The Keepers frowned and looked at each other. "Do you mean that it has broken free from simple nightmares?"
"I'm afraid so. A number of our kin have gone mad. Many more have fallen into a sleep in which their bodies are wasting away. We could not sit and wait as the danger grew and so we came here to cut it off at its source."
The Keeper shook his head. "I'm afraid it's not going to be as simple as that. What we are fighting is something bigger than any of us. The most we have been able to do is fend of the spread of it's corruption as best we can while a solution is developed."

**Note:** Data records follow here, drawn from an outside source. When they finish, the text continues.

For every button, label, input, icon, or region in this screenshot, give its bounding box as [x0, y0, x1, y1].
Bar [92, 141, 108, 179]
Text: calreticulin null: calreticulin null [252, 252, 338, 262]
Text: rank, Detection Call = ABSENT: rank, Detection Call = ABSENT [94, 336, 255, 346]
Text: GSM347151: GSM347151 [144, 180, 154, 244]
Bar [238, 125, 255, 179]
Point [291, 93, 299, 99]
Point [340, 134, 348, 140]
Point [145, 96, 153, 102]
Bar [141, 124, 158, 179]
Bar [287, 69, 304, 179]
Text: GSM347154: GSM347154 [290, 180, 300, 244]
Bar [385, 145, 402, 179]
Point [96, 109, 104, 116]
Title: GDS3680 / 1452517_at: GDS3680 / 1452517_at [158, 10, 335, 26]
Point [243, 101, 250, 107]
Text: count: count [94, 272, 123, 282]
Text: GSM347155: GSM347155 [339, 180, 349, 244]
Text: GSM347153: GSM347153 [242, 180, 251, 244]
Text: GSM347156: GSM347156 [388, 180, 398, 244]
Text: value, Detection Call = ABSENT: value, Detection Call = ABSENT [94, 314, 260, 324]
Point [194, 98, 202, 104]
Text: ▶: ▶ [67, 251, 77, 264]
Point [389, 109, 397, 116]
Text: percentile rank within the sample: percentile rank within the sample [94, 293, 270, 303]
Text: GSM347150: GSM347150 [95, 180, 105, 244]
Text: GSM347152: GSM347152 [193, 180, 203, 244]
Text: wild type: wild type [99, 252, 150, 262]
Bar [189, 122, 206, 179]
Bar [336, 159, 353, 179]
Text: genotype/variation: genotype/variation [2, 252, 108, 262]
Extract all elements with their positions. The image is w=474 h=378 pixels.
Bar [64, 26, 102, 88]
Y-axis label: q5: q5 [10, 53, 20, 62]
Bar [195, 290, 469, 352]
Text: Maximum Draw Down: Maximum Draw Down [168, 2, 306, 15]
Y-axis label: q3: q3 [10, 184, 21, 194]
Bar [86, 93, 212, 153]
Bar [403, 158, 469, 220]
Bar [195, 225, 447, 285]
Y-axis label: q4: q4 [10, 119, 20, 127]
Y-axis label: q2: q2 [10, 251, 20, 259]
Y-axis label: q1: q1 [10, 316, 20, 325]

"Then we will join you in doing so. As druids there is nothing more precious to us than the sanctity of the Emerald Dream."
Keeper Albagorm turned to the other Sons of Cenarius that were standing beside him. "We should inform our father that more allies have arrived. He'll be pleased to hear at least that the pathway between realms has not been completely degrated. And since you are here now brothers, I'm afraid to tell you that your stay may be rather short. You've arrived at the very front line of the battle, and we are about to face the corruption head on."
Stormrage punched a fist into his palm. Shia thought he saw a gint of excitment pass by the druid's face. "A battle is what we came for brother."
"Then prepare yourselves. The corruption will be reaching us within the hour. Let me tell you what you are up against."